The increased efficiency provided by ozone can result in less water consumption and shorter overall wash times, says Leib, also noting advancements in ozone-injection-system technology that provide even more precision. "The ability to automatically adjust ozone levels to ensure laundry disinfection is relatively new to athletic laundries," he says. "A variable ozone system automatically adjusts the ozone generator output to match each specific load according to the load size and soil content — more ozone is needed for larger, heavily soiled loads."

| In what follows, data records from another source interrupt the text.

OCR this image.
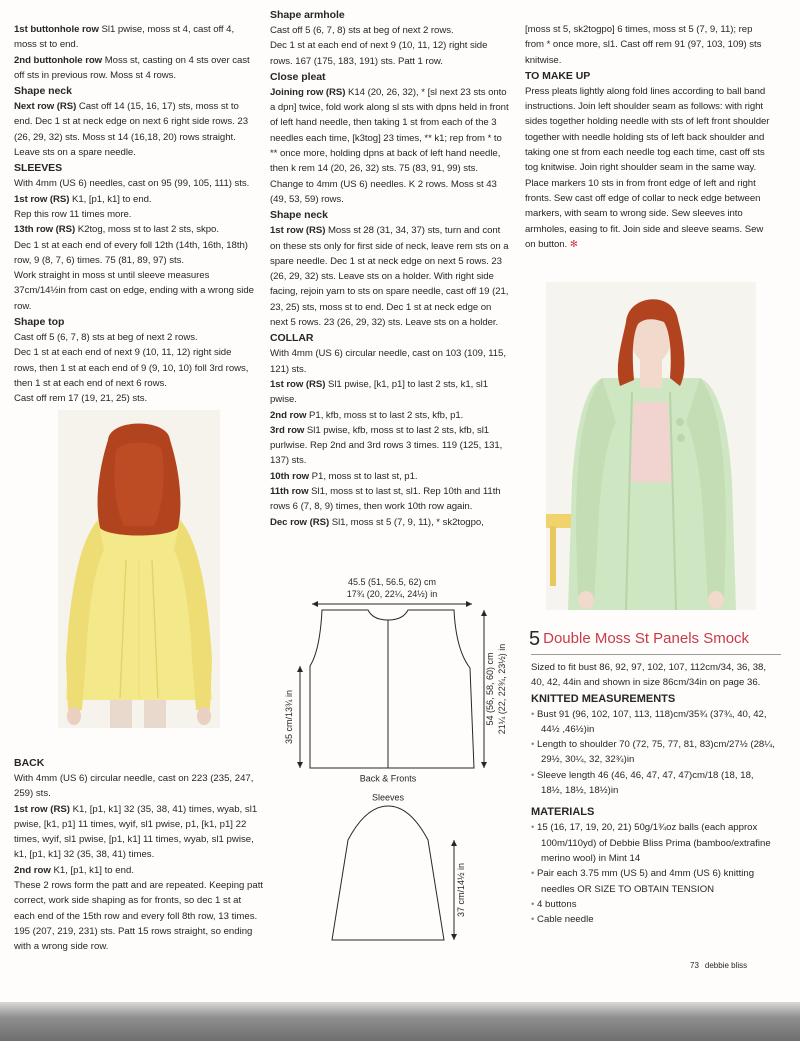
1st buttonhole row Sl1 pwise, moss st 4, cast off 4, moss st to end.

2nd buttonhole row Moss st, casting on 4 sts over cast off sts in previous row. Moss st 4 rows.

Shape neck

Next row (RS) Cast off 14 (15, 16, 17) sts, moss st to end. Dec 1 st at neck edge on next 6 right side rows. 23 (26, 29, 32) sts. Moss st 14 (16,18, 20) rows straight. Leave sts on a spare needle.

SLEEVES

With 4mm (US 6) needles, cast on 95 (99, 105, 111) sts.

1st row (RS) K1, [p1, k1] to end.

Rep this row 11 times more.

13th row (RS) K2tog, moss st to last 2 sts, skpo.

Dec 1 st at each end of every foll 12th (14th, 16th, 18th) row, 9 (8, 7, 6) times. 75 (81, 89, 97) sts.

Work straight in moss st until sleeve measures 37cm/14½in from cast on edge, ending with a wrong side row.

Shape top

Cast off 5 (6, 7, 8) sts at beg of next 2 rows.

Dec 1 st at each end of next 9 (10, 11, 12) right side rows, then 1 st at each end of 9 (9, 10, 10) foll 3rd rows, then 1 st at each end of next 6 rows.

Cast off rem 17 (19, 21, 25) sts.

BACK

With 4mm (US 6) circular needle, cast on 223 (235, 247, 259) sts.

1st row (RS) K1, [p1, k1] 32 (35, 38, 41) times, wyab, sl1 pwise, [k1, p1] 11 times, wyif, sl1 pwise, p1, [k1, p1] 22 times, wyif, sl1 pwise, [p1, k1] 11 times, wyab, sl1 pwise, k1, [p1, k1] 32 (35, 38, 41) times.

2nd row K1, [p1, k1] to end.

These 2 rows form the patt and are repeated. Keeping patt correct, work side shaping as for fronts, so dec 1 st at each end of the 15th row and every foll 8th row, 13 times. 195 (207, 219, 231) sts. Patt 15 rows straight, so ending with a wrong side row.

Shape armhole

Cast off 5 (6, 7, 8) sts at beg of next 2 rows.

Dec 1 st at each end of next 9 (10, 11, 12) right side rows. 167 (175, 183, 191) sts. Patt 1 row.

Close pleat

Joining row (RS) K14 (20, 26, 32), * [sl next 23 sts onto a dpn] twice, fold work along sl sts with dpns held in front of left hand needle, then taking 1 st from each of the 3 needles each time, [k3tog] 23 times, ** k1; rep from * to ** once more, holding dpns at back of left hand needle, then k rem 14 (20, 26, 32) sts. 75 (83, 91, 99) sts. Change to 4mm (US 6) needles. K 2 rows. Moss st 43 (49, 53, 59) rows.

Shape neck

1st row (RS) Moss st 28 (31, 34, 37) sts, turn and cont on these sts only for first side of neck, leave rem sts on a spare needle. Dec 1 st at neck edge on next 5 rows. 23 (26, 29, 32) sts. Leave sts on a holder. With right side facing, rejoin yarn to sts on spare needle, cast off 19 (21, 23, 25) sts, moss st to end. Dec 1 st at neck edge on next 5 rows. 23 (26, 29, 32) sts. Leave sts on a holder.

COLLAR

With 4mm (US 6) circular needle, cast on 103 (109, 115, 121) sts.

1st row (RS) Sl1 pwise, [k1, p1] to last 2 sts, k1, sl1 pwise.

2nd row P1, kfb, moss st to last 2 sts, kfb, p1.

3rd row Sl1 pwise, kfb, moss st to last 2 sts, kfb, sl1 purlwise. Rep 2nd and 3rd rows 3 times. 119 (125, 131, 137) sts.

10th row P1, moss st to last st, p1.

11th row Sl1, moss st to last st, sl1. Rep 10th and 11th rows 6 (7, 8, 9) times, then work 10th row again.

Dec row (RS) Sl1, moss st 5 (7, 9, 11), * sk2togpo,

45.5 (51, 56.5, 62) cm
17¾ (20, 22¼, 24½) in
35 cm/13¾ in	54 (56, 58, 60) cm 21¼ (22, 22¾, 23½) in
Back & Fronts
Sleeves
37 cm/14½ in

[moss st 5, sk2togpo] 6 times, moss st 5 (7, 9, 11); rep from * once more, sl1. Cast off rem 91 (97, 103, 109) sts knitwise.

TO MAKE UP

Press pleats lightly along fold lines according to ball band instructions. Join left shoulder seam as follows: with right sides together holding needle with sts of left front shoulder together with needle holding sts of left back shoulder and taking one st from each needle tog each time, cast off sts tog knitwise. Join right shoulder seam in the same way. Place markers 10 sts in from front edge of left and right fronts. Sew cast off edge of collar to neck edge between markers, with seam to wrong side. Sew sleeves into armholes, easing to fit. Join side and sleeve seams. Sew on button. ✻

5 Double Moss St Panels Smock

Sized to fit bust 86, 92, 97, 102, 107, 112cm/34, 36, 38, 40, 42, 44in and shown in size 86cm/34in on page 36.

KNITTED MEASUREMENTS

• Bust 91 (96, 102, 107, 113, 118)cm/35¾ (37¾, 40, 42, 44½ ,46½)in

• Length to shoulder 70 (72, 75, 77, 81, 83)cm/27½ (28¼, 29½, 30¼, 32, 32¾)in

• Sleeve length 46 (46, 46, 47, 47, 47)cm/18 (18, 18, 18½, 18½, 18½)in

MATERIALS

• 15 (16, 17, 19, 20, 21) 50g/1¾oz balls (each approx 100m/110yd) of Debbie Bliss Prima (bamboo/extrafine merino wool) in Mint 14

• Pair each 3.75 mm (US 5) and 4mm (US 6) knitting needles OR SIZE TO OBTAIN TENSION

• 4 buttons

• Cable needle

73 debbie bliss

Finally, a good working relationship with your chemical representatives can help keep equipment managers on top of the latest best practices, helping remove some of the headache caused by complicated uniforms while maintaining efficiency. "Laundry chemistry has become more specialized through the years and newer products are capable of doing more with today's high-performance textiles," says Gauthier. "A knowledgeable chemical rep who can visit the laundry locally and solve cleaning issues is an ideal resource for any athletic facility."
AB asked three laundry equipment representatives to share their most-commonly seen laundry operations errors. Is your facility guilty of any of these?
"The most common mistakes are either the length of the cycle or programming of the cycle itself — how many fills and what level of fill, how much time. We often find that athletic facilities will wash towels for worst-case scenario, like greasy towels. The program required for that is hot water, longer cycle, more chemicals, more rinses."
— Bill Brooks, UniMac
"The most common mistakes I see are chemical overuse and over-drying, both of which can result in costly damage to uniforms."
— Steve Leib, Sports Laundry Systems
"Underloading. Some people worry that putting too much into a washer is bad for the machine or that the goods won't get clean. Underloading a frontloader can cause out-of-balance extract cycles that will prematurely damage the bearings and frame of the machine. Always try to wash and dry full loads. That is what industrial-grade laundry machinery is designed to do."